1952-64 :The Nehruvian era of national consensus

The Congress Party was the dominant party and Indian democracy was essentially a one party system also termed as ‘Congress system’.

    • Congress evolved as the party that was like a big umbrella under which all communities and interests and ideologies sought and got a place.
    • There were many small parties competing with the Congress but they acted mainly as a kind of pressure groups.

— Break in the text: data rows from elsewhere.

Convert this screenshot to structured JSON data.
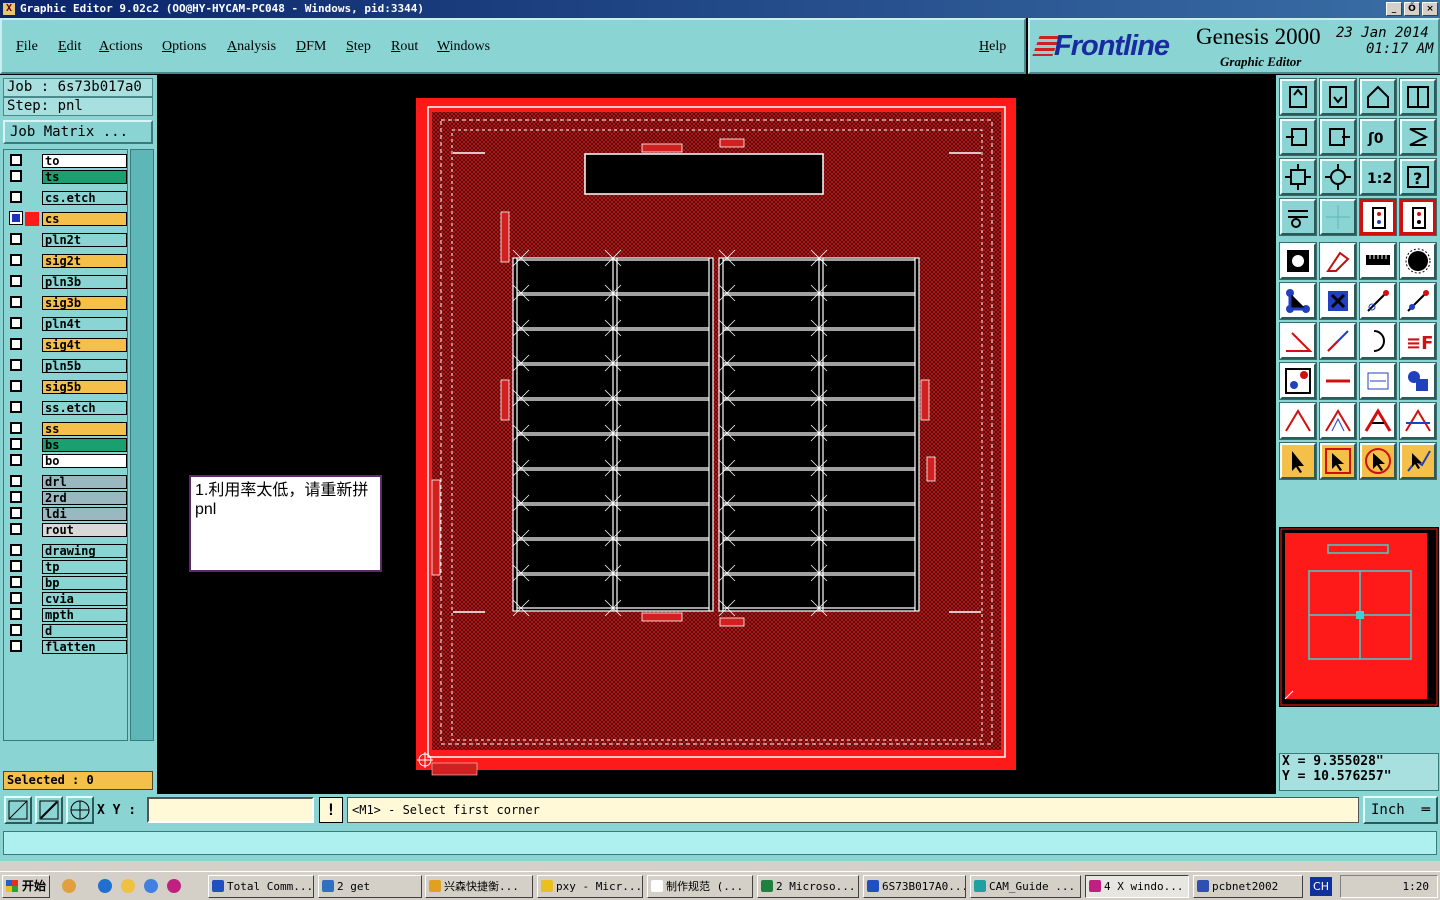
{
  "window": {
    "title": "Graphic Editor 9.02c2 (OO@HY-HYCAM-PC048 - Windows, pid:3344)",
    "buttons": [
      "_",
      "Ő",
      "×"
    ]
  },
  "menu": {
    "items": [
      "File",
      "Edit",
      "Actions",
      "Options",
      "Analysis",
      "DFM",
      "Step",
      "Rout",
      "Windows"
    ],
    "help": "Help"
  },
  "brand": {
    "logo": "Frontline",
    "product": "Genesis 2000",
    "subtitle": "Graphic Editor",
    "date": "23 Jan 2014",
    "time": "01:17 AM"
  },
  "job": {
    "job_line": "Job : 6s73b017a0",
    "step_line": "Step: pnl",
    "matrix_button": "Job Matrix ..."
  },
  "layers": [
    {
      "name": "to",
      "color": "#ffffff"
    },
    {
      "name": "ts",
      "color": "#1aa070"
    },
    {
      "name": "cs.etch",
      "color": "#8ad4d4"
    },
    {
      "name": "cs",
      "color": "#f5c04a",
      "active": true
    },
    {
      "name": "pln2t",
      "color": "#8ad4d4"
    },
    {
      "name": "sig2t",
      "color": "#f5c04a"
    },
    {
      "name": "pln3b",
      "color": "#8ad4d4"
    },
    {
      "name": "sig3b",
      "color": "#f5c04a"
    },
    {
      "name": "pln4t",
      "color": "#8ad4d4"
    },
    {
      "name": "sig4t",
      "color": "#f5c04a"
    },
    {
      "name": "pln5b",
      "color": "#8ad4d4"
    },
    {
      "name": "sig5b",
      "color": "#f5c04a"
    },
    {
      "name": "ss.etch",
      "color": "#8ad4d4"
    },
    {
      "name": "ss",
      "color": "#f5c04a"
    },
    {
      "name": "bs",
      "color": "#1aa070"
    },
    {
      "name": "bo",
      "color": "#ffffff"
    },
    {
      "name": "drl",
      "color": "#9ab8c0"
    },
    {
      "name": "2rd",
      "color": "#9ab8c0"
    },
    {
      "name": "ldi",
      "color": "#9ab8c0"
    },
    {
      "name": "rout",
      "color": "#d8d8d8"
    },
    {
      "name": "drawing",
      "color": "#8ad4d4"
    },
    {
      "name": "tp",
      "color": "#8ad4d4"
    },
    {
      "name": "bp",
      "color": "#8ad4d4"
    },
    {
      "name": "cvia",
      "color": "#8ad4d4"
    },
    {
      "name": "mpth",
      "color": "#8ad4d4"
    },
    {
      "name": "d",
      "color": "#8ad4d4"
    },
    {
      "name": "flatten",
      "color": "#8ad4d4"
    }
  ],
  "selected": "Selected : 0",
  "note": "1.利用率太低，请重新拼pnl",
  "coords": {
    "x": "X = 9.355028\"",
    "y": "Y = 10.576257\""
  },
  "command": {
    "xy_label": "X Y :",
    "xy_value": "",
    "info_button": "!",
    "prompt": "<M1> - Select first corner",
    "units": "Inch"
  },
  "taskbar": {
    "start": "开始",
    "tasks": [
      {
        "label": "Total Comm...",
        "color": "#2050c0"
      },
      {
        "label": "2 get",
        "color": "#3070c0"
      },
      {
        "label": "兴森快捷衡...",
        "color": "#e0a020"
      },
      {
        "label": "pxy - Micr...",
        "color": "#e8c020"
      },
      {
        "label": "制作规范 (...",
        "color": "#ffffff"
      },
      {
        "label": "2 Microso...",
        "color": "#208040"
      },
      {
        "label": "6S73B017A0...",
        "color": "#2050c0"
      },
      {
        "label": "CAM_Guide ...",
        "color": "#20a0a0"
      },
      {
        "label": "4 X windo...",
        "color": "#c02080",
        "pressed": true
      },
      {
        "label": "pcbnet2002",
        "color": "#3050b0"
      }
    ],
    "lang": "CH",
    "clock": "1:20"
  }
}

1964-77: An Uneasy Transition

    • With the death of Jawahar Lal Nehru, and 1967 elections posed challenge to dominance of the congress system.
      • The Congress failed to secure majorities in eight states and its majority in the Lok Sabha was reduced to very narrow 54% of the seats.
    • Regional parties started growing all over the country.
    • The dismal performance of the Congress led to a series of power struggles with in congress.
    • Ultimately, the party was split in 1969 and Indira Gandhi’s supremacy was established both in the party and the government.
    • However, some leaders like Morarji Desai in Gujarat and JP (Jaiprakash Narain) in Bihar carried out a successful movement against Congress corruption and arbitrary rule.
    • Their movement peaked in 1975 when Indira Gandhi for the first and only time in Indian history decided to impose in Internal emergency.

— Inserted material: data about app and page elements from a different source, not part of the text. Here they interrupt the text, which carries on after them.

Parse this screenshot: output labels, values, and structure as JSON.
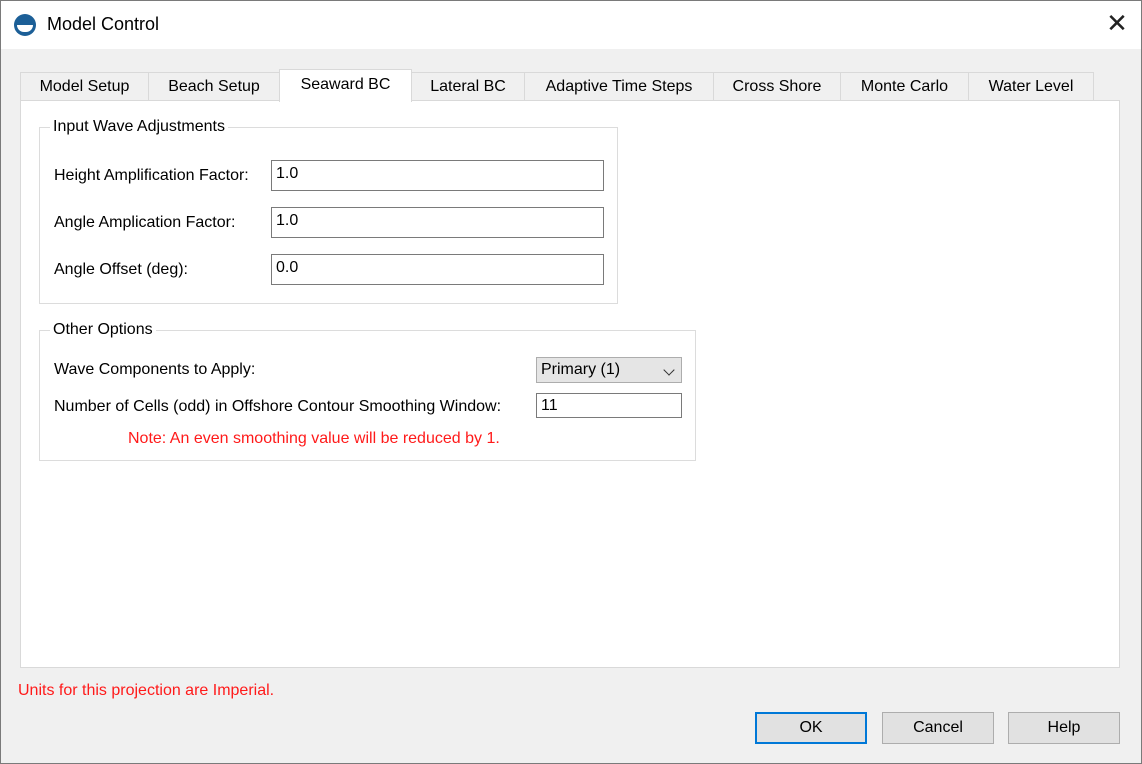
{
  "window": {
    "title": "Model Control",
    "close_glyph": "✕"
  },
  "tabs": [
    {
      "label": "Model Setup",
      "active": false
    },
    {
      "label": "Beach Setup",
      "active": false
    },
    {
      "label": "Seaward BC",
      "active": true
    },
    {
      "label": "Lateral BC",
      "active": false
    },
    {
      "label": "Adaptive Time Steps",
      "active": false
    },
    {
      "label": "Cross Shore",
      "active": false
    },
    {
      "label": "Monte Carlo",
      "active": false
    },
    {
      "label": "Water Level",
      "active": false
    }
  ],
  "input_wave": {
    "title": "Input Wave Adjustments",
    "height_label": "Height Amplification Factor:",
    "height_value": "1.0",
    "angle_label": "Angle Amplication Factor:",
    "angle_value": "1.0",
    "offset_label": "Angle Offset (deg):",
    "offset_value": "0.0"
  },
  "other_options": {
    "title": "Other Options",
    "components_label": "Wave Components to Apply:",
    "components_value": "Primary (1)",
    "cells_label": "Number of Cells (odd) in Offshore Contour Smoothing Window:",
    "cells_value": "11",
    "note": "Note: An even smoothing value will be reduced by 1."
  },
  "units_note": "Units for this projection are Imperial.",
  "buttons": {
    "ok": "OK",
    "cancel": "Cancel",
    "help": "Help"
  },
  "colors": {
    "accent": "#0078d7",
    "warning_text": "#ff1a1a",
    "app_icon": "#1c5f97"
  }
}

1977-80: A Period of a New Consensus and Increasing Inter-Party Conflict

    • New coalition emerged led by Janata Party in 1977.
    • This led to Emergence of a Multi-Party System in India.
    • Many smaller parties had come together to fight the Congress dominance rather than any ideological consensus.
    • But, the lack of ideologically coherent policy led to fall of Janata party and congress gained rise of power in 1980.

1980-89: Tussle between the Congress at the centre and the newly emerged regional parties at the state level

    • Frivolous use of President’s rule under Article 356.
    • However, the regional parties got strengthened and started playing a more assertive role in centre politics.
      • In the eighth Lok Sabha Elections (1984), the Telugu Desam, a regional party of Andhra Pradesh, emerged as the main opposition party.

1989 to till date : Multi-party system and Coalition politics

  • The death of Rajiv Gandhi, corruption cases (Bofors scandal), economic crisis, all set the tone for an era of coalitions that has lasted for almost twenty five years of coalition governments.
  • The modern era of coalition politics has come into being as a consequence of the development of the multi-party system.
  • However, this period is marred by compulsions of coalition.
    • Growth of Regional Parties also lead to ‘rainbow’ coalitions, so called because like the rainbow, they last only a short time.
      • The period of 1996 – 1999 had 3 general elections, which cost a lot of public money.
    • Policy paralysis and delay in decision making and bills all result from coalitions.
      • In times of emergency, coalition coordination can lead to unacceptable delays.
    • Coalition government can obstruct the process of decision making and the conduct of decision implementation.
    • Coalition government has turned politics of north India into one of competition for vote banks based on caste and community etc.
  • On the contrary, during times of coalitions, regional parties served as a moderating force upon exclusionary national parties.
    • Regional parties fill a vacuum for protecting minorities.
    • The coalition politics has led to empowerment for regional parties from the states and has added to India’s search for true federalism.
      • Thus, it paves the way for a kind of ‘electoral federalism’.
    • Since 1996, twenty three regional parties have been sharing power at the national level. there is a strong sense of Indianness, or what is called a federal unifier.